This World Is Not Your Home

Setup: Nintendo Switch Lite/PC
Developer: Cardboard Computer
Publisher: Annapurna Interactive
Release Date: 1/28/2020
Platforms: Windows, Linux, PS4, XB1, Nintendo Switch

You can’t save everyone.

After putting in over 20 hours and multiple playthroughs with Cardboard Computer’s masterpiece Kentucky Route Zero, I stepped away from the game each time with tears streaking my face. I felt hopeless yet filled with hope simultaneously, knowing that bearing witness was enough but wishing I could do more for Conway, for Clara, for Shannon, for this town, for the Neighbors, for the people I just met and the people I’d been traveling with all throughout the game’s long, long night.

But KR0 is not a game that wants you, the player, supreme embodier of all virtual avatars in every other game, to have the power to make that kind of difference. You aren’t Frisk in Undertale. You’re not the Guardian in Destiny. This is not a video game; it’s a play, a grand and solemn Southern Gothic theater production set in the modern world, and you are at best an audience member that’s gotten a bit too handsy. Not everyone wants to be saved. Conway believes he owes a debt, and that’s why he has to leave. His choice, while horrible because we know what is going to happen to him, is his alone to make. Some people will leave the nameless town, despite it being an, as Ursula K. Le Guin described Anarres in The Dispossessed, “an ambiguous utopia.” That, too, is their choice, one we can’t take away from them.

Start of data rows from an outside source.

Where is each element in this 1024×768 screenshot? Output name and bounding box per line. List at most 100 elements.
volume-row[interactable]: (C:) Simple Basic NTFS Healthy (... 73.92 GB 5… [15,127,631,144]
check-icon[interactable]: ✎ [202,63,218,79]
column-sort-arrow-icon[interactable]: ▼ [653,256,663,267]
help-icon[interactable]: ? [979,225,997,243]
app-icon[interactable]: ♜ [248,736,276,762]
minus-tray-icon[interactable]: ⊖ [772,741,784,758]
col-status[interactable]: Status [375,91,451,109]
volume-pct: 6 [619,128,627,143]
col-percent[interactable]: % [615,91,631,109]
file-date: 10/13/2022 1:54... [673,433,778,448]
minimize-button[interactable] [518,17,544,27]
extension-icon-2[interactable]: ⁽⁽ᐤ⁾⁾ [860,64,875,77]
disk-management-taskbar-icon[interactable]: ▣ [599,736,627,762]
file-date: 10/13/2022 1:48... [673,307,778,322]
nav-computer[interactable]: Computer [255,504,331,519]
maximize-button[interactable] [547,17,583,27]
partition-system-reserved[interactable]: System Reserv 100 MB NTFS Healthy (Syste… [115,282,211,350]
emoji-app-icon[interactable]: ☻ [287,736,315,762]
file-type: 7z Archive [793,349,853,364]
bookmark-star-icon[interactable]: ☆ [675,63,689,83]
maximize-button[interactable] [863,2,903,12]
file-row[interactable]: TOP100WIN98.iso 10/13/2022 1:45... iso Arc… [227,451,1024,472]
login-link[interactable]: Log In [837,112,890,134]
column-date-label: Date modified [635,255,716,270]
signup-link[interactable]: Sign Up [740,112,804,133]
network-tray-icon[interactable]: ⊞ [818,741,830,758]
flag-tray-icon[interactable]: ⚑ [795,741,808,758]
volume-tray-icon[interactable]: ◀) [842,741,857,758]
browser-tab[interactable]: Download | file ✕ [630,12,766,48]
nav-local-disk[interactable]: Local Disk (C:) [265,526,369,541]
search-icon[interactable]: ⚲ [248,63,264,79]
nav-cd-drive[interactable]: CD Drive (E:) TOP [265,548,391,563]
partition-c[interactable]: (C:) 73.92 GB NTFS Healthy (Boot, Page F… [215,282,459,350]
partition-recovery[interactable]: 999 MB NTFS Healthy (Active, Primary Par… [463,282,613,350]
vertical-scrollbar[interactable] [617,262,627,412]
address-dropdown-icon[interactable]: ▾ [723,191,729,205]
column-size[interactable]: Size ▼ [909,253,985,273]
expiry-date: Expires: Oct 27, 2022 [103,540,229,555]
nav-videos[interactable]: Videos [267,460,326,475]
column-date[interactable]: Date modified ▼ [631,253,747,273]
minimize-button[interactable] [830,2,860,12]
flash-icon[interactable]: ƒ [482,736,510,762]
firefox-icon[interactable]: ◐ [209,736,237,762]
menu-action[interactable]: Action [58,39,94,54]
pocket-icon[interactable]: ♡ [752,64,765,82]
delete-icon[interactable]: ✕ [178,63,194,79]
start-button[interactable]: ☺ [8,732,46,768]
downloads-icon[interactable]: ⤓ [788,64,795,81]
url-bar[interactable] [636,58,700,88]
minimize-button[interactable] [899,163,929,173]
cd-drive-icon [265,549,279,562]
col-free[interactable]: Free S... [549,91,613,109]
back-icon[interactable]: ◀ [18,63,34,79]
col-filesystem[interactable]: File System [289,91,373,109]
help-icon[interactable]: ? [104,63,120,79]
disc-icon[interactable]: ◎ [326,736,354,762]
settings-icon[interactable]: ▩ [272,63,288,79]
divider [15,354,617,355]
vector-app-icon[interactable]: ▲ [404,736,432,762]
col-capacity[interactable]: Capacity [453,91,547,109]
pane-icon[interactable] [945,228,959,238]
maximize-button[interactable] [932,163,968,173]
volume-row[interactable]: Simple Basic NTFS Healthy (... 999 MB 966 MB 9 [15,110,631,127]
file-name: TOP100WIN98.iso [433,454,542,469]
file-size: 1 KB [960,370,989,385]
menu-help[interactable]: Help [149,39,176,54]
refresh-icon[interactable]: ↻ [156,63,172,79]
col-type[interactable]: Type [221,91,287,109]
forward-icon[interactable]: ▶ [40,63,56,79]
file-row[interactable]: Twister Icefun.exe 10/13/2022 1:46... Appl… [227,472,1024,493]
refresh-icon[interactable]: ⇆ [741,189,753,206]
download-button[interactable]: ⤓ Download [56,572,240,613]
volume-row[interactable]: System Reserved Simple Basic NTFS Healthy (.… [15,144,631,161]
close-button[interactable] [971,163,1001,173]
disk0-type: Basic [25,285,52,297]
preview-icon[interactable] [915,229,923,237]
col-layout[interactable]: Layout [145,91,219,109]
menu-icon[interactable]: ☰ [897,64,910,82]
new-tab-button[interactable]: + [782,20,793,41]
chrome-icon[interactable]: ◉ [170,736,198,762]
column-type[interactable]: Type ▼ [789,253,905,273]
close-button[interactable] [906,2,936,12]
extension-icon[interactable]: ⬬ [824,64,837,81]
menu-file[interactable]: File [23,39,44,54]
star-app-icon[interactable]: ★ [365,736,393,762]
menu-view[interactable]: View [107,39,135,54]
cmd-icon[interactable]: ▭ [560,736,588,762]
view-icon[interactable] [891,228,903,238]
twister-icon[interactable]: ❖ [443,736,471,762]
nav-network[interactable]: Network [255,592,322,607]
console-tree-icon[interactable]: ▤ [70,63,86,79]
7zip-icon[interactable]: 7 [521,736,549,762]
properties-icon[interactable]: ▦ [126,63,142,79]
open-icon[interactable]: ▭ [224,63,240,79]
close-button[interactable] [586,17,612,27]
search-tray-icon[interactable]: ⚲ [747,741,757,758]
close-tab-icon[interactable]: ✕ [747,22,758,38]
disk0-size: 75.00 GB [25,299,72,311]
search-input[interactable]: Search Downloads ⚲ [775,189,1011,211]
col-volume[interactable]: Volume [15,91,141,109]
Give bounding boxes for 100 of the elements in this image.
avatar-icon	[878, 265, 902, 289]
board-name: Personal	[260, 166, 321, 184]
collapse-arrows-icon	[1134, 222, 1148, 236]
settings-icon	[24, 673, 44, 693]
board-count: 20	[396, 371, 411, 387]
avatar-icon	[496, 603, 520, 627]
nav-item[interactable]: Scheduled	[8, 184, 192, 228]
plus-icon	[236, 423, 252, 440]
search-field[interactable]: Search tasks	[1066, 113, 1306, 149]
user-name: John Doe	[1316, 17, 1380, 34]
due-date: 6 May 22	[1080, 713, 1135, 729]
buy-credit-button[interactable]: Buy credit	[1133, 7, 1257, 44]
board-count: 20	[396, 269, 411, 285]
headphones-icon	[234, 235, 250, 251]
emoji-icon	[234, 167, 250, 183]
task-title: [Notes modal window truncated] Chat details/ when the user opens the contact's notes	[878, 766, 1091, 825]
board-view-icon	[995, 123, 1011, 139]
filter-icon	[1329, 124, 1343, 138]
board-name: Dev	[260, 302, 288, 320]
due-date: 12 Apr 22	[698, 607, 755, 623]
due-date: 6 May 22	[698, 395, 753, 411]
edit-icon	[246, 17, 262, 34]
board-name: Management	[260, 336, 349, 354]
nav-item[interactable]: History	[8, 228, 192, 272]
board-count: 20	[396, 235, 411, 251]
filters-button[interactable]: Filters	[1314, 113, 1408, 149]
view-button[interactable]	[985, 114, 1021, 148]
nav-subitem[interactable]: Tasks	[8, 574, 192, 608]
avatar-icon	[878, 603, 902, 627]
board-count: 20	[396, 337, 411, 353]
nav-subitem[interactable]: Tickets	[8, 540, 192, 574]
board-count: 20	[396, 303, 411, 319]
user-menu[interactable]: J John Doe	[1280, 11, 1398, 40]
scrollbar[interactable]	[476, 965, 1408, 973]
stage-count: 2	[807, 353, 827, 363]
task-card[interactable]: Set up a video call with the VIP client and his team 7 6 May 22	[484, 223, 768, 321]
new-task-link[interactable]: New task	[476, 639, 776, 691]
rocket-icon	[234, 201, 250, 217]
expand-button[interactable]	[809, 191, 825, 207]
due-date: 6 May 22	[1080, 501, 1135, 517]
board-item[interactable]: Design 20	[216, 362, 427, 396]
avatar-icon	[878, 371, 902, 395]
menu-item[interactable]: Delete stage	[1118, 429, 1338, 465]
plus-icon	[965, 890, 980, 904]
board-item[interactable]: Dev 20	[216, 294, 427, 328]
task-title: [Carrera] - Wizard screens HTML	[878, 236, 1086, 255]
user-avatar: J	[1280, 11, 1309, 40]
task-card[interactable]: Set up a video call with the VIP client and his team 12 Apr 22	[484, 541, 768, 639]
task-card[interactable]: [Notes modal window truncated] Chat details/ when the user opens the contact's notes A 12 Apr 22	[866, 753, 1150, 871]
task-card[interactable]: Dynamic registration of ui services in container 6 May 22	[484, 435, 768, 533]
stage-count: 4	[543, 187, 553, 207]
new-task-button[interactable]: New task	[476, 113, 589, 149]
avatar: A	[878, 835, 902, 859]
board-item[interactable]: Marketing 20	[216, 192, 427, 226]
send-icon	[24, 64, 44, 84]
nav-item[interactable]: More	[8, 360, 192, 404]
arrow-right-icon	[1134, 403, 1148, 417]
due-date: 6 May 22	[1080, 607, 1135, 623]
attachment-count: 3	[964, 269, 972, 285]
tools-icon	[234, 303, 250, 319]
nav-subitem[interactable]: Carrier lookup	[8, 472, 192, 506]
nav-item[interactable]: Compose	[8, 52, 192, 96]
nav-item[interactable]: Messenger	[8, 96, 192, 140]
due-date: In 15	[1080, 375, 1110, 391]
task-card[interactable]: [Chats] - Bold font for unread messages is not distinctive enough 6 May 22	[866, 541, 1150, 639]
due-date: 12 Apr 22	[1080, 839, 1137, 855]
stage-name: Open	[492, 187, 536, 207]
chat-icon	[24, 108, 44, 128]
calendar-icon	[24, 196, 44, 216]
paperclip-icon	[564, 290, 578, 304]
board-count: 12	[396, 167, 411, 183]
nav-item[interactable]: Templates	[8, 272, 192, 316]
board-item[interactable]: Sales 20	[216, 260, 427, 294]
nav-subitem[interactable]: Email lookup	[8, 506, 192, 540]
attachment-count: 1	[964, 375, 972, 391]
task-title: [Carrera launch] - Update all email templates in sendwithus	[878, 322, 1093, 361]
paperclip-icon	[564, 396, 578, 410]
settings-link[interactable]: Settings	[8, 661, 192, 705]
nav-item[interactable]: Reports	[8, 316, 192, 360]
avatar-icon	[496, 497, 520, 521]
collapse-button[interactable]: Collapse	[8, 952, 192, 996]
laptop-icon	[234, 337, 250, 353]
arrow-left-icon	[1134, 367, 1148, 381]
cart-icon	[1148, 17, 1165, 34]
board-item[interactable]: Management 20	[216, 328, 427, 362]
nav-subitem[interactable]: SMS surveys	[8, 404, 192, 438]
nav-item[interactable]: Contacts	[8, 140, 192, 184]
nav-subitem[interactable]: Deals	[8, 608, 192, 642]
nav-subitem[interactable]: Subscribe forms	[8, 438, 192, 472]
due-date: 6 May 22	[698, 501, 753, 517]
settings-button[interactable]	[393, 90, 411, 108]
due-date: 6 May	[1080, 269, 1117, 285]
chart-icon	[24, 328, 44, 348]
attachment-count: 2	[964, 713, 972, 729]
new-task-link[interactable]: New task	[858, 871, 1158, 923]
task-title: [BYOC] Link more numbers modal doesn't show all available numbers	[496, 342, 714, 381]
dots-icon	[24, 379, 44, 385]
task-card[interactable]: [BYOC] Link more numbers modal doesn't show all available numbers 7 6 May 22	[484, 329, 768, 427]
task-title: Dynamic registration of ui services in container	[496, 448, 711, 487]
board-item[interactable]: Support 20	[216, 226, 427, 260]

There is a moment that I think speaks for the entire game, a moment when you realize this game isn’t about the furniture delivery to 5 Dogwood Drive, it isn’t about Conway or Shannon or Junebug and Johnny, it’s not about Ezra, it’s not about how weird everything is. It’s about this town, and this world, and what the people here have decided to do, even though it feels like god and the company and the state of Kentucky are against them.

Maya – you and our other visitors might not know about the Out-of-Towner. He came here to work for the company, to dig a ditch. And the company worked him good and hard, and for less than he was worth, but it wasn’t enough. They had to use him up completely.

After that, we became ungovernable. First out of shame, then grief, then anger.

The entire game up to this point has painted its chief metaphysical antagonists, the forces of debt and coercion, as indestructible. But here, in this unnamed town, you see that it’s not impossible to defeat Consolidated Power Company, it’s not impossible to escape Hard Times Distillery, that in fact these mythological behemoths of modern capitalism have weaknesses, can be fought against, and that even in the unlikely Appalachian foothills of Kentucky, a better world is possible. It isn’t easy, no radical project is, and the town will need to be rebuilt countless times. But it is possible. And in this here-and-now, when so many things feel impossible, this moment, this knowledge, is precious.

And as they bury The Neighbors, as they sing the hymn, the town is joined by the ghosts of all they have lost. And another message becomes crystal clear, one that we all hear, sometimes faint and sometimes loud:

Mourn the dead. And fight like hell for the living.